Until that day, I know one thing for sure: I never, ever walk alone. In these last four years since my father’s death, my teammates, coaches, friends and neighbours have shown me and my family incredible love and support. And I know that a part of my Dad is still here with us, too. Not just in my dreams, but every time I come home from training and I lay down on the couch, feeling like I weigh 400 pounds, and I hear Matteo and Rafael’s footsteps coming from the other room. 

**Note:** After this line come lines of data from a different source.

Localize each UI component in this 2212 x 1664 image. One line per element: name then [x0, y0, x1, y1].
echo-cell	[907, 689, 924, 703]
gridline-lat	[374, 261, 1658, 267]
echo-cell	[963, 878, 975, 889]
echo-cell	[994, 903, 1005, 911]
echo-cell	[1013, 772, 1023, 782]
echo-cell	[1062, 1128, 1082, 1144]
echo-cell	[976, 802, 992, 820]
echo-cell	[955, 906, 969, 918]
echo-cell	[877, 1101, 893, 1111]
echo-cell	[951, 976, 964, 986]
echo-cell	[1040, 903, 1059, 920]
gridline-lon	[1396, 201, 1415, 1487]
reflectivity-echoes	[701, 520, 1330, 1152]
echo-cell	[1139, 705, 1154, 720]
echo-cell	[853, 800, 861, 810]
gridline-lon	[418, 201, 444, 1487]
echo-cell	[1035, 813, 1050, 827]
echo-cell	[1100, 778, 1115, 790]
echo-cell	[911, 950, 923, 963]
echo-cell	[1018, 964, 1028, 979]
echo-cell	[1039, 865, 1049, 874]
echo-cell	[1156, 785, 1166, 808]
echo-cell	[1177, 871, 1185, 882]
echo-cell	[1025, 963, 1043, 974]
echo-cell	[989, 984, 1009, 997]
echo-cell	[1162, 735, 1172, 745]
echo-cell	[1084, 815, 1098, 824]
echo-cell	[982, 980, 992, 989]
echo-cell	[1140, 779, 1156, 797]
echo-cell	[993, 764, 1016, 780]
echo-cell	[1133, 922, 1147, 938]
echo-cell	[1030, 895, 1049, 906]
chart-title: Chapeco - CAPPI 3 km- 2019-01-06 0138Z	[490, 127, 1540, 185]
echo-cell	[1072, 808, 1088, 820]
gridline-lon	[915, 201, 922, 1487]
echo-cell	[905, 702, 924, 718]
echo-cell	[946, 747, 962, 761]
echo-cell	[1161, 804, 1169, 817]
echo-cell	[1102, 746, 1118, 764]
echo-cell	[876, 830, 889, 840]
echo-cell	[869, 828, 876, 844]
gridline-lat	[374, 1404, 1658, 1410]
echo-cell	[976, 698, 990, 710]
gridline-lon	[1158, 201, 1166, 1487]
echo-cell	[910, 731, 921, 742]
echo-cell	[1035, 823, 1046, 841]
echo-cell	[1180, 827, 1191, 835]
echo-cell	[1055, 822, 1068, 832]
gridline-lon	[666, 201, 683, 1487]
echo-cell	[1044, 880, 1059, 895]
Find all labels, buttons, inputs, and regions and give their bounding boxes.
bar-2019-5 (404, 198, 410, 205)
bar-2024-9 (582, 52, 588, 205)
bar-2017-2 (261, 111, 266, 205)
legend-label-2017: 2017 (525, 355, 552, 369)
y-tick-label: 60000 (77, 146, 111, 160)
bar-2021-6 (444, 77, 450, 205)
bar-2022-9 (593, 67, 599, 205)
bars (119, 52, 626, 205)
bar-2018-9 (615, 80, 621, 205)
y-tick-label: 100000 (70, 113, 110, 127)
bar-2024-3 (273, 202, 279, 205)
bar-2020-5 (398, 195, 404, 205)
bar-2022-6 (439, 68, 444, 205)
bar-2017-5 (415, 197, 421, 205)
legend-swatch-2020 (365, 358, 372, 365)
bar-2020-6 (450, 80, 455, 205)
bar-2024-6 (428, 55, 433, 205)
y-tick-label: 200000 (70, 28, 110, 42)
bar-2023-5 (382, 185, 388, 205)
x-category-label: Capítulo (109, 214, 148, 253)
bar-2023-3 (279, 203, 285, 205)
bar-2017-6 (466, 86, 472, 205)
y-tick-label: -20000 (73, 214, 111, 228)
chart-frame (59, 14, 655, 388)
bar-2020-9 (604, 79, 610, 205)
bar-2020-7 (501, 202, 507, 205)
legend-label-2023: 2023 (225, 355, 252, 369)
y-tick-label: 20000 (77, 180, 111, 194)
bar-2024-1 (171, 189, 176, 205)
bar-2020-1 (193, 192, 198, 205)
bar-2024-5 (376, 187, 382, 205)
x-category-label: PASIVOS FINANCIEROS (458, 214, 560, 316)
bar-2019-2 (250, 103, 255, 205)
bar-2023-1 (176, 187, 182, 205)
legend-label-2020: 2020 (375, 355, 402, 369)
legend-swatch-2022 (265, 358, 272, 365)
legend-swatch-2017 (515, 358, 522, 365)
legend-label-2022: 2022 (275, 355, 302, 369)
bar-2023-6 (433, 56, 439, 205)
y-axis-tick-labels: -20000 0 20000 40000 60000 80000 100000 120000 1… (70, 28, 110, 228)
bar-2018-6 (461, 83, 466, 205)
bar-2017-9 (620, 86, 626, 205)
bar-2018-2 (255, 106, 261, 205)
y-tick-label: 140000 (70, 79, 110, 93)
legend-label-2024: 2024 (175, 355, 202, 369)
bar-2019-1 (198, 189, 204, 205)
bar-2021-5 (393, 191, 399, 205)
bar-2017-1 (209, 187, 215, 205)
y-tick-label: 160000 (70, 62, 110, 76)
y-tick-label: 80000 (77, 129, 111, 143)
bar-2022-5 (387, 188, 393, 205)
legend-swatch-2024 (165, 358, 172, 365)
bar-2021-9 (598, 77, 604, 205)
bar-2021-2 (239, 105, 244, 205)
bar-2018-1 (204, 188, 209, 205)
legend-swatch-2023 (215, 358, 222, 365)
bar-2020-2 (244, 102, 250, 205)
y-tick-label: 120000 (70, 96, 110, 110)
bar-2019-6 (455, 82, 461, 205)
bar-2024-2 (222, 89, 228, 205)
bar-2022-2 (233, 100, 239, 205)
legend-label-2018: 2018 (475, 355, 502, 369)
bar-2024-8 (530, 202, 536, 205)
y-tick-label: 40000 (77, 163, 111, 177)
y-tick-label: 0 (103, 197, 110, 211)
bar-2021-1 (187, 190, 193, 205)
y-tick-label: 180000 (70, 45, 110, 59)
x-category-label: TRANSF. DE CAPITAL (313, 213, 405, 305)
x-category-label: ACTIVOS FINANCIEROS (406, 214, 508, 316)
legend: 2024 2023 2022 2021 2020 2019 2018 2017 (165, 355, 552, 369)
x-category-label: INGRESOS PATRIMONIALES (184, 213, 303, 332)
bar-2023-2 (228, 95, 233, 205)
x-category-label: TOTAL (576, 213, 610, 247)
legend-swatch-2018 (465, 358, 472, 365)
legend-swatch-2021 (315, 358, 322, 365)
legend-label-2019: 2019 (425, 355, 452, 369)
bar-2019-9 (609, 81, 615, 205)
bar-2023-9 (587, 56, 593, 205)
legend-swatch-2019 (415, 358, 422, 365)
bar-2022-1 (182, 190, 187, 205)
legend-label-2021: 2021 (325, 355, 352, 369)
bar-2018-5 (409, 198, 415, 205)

When You Walk Through a Storm | Alisson Becker | The Players' Tribune
Sam Robles/The Players' Tribune

“Paaaaiiiiiii!!!”

Tô cansado pra caramba…..”

You have to be the keeper!!!!”

“OK, OK, OK.” 

I roll onto the floor with a thump. 

“Yesssssss!!!!!”

(My daughter, Helena, she just twirls around and dances while we play.)

Every time they come running, every time I lay down on the carpet and guard the goal with my hands, every time I pull my funny clown face, I can feel my father’s presence. 

“You’ll never score today. I am Taffarel!!” 

The sound of children laughing. That, to me, is the echo of God.